“Would it Help?” — The best advice I got from Bridge of Spies

I saw the Steven Spielberg movie Bridge of Spies about 2 months ago. It’s the best movie I had seen in a year. The best thing about the movie though, was not the plot or the cinematography, but a piece of life advice I got that has been popping up in my mind here and there and unlike so many other life lessons I’ve learned from stories, this one actually does it.

In was simple. In the movie, Rudolf Abel (Mark Rylance) was accused of being a Soviet spy and was held in American custody. While his lawyer was fighting, with many internal and external struggles, to give him a fair trial and save his life, he was in a terrible place, literally facing death. In every stressful, frightening situation, he kept being so irritatingly calm and eventually he revealed why when his lawyer finally asked how he kept his cool, with three simple words, “would it help?” Would it help to be scared? Would it help to tremble in the face of unfortunate fate? Would it help to admit that this situation is terrible and there is no going back? Would it help to self-torture? Would it help to hate, to curse, to be miserable?

No, it wouldn’t. And that was enough for him. I hope that is enough for you and me too.

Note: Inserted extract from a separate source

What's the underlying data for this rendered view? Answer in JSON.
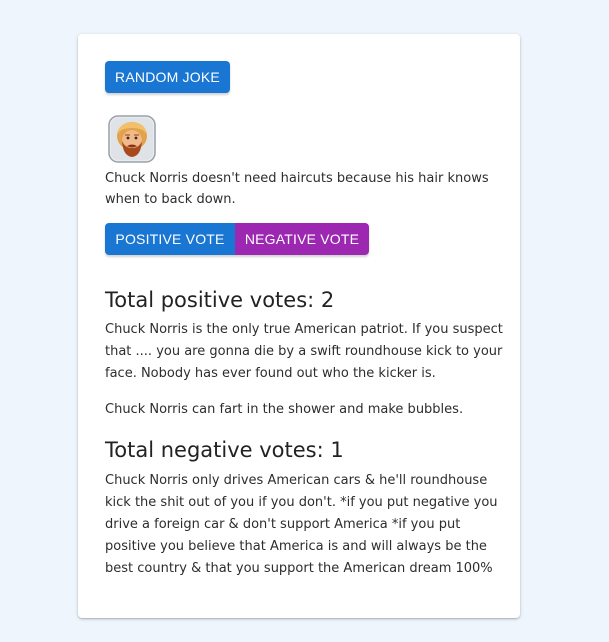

As a senior student from China in a U.S. college, graduating with a non-STEM degree in less than a month, not knowing what would happen after a four-month internship, I’m no stranger to fear or stress. Sometimes I think about the literally suffocating air pollution in China and find myself in total despair and terror. What if I have to go back? Sometimes I think about how much my parents have spent on my education and how little I can pay them back, I feel frustrated, useless, then I listen to the voice in my head that keeps saying I’m fighting a losing battle. I never had it in the beginning and certainly cannot turn life around. Yet, I stop. I say to myself, “would it help?” All this life-taking negative emotion, all this desperation and fear, would they help me feel happy, fulfilled, peaceful? No they wouldn’t. So I stop. I stop whenever I notice I’m doing it again.

Would it help? It’s that simple. If the answer is no, then stop. I know it’s not easy but hey, we are all faking it till we make it. And we will make it. How do I know? Well, I don’t. But I just know it wouldn’t help to believe otherwise.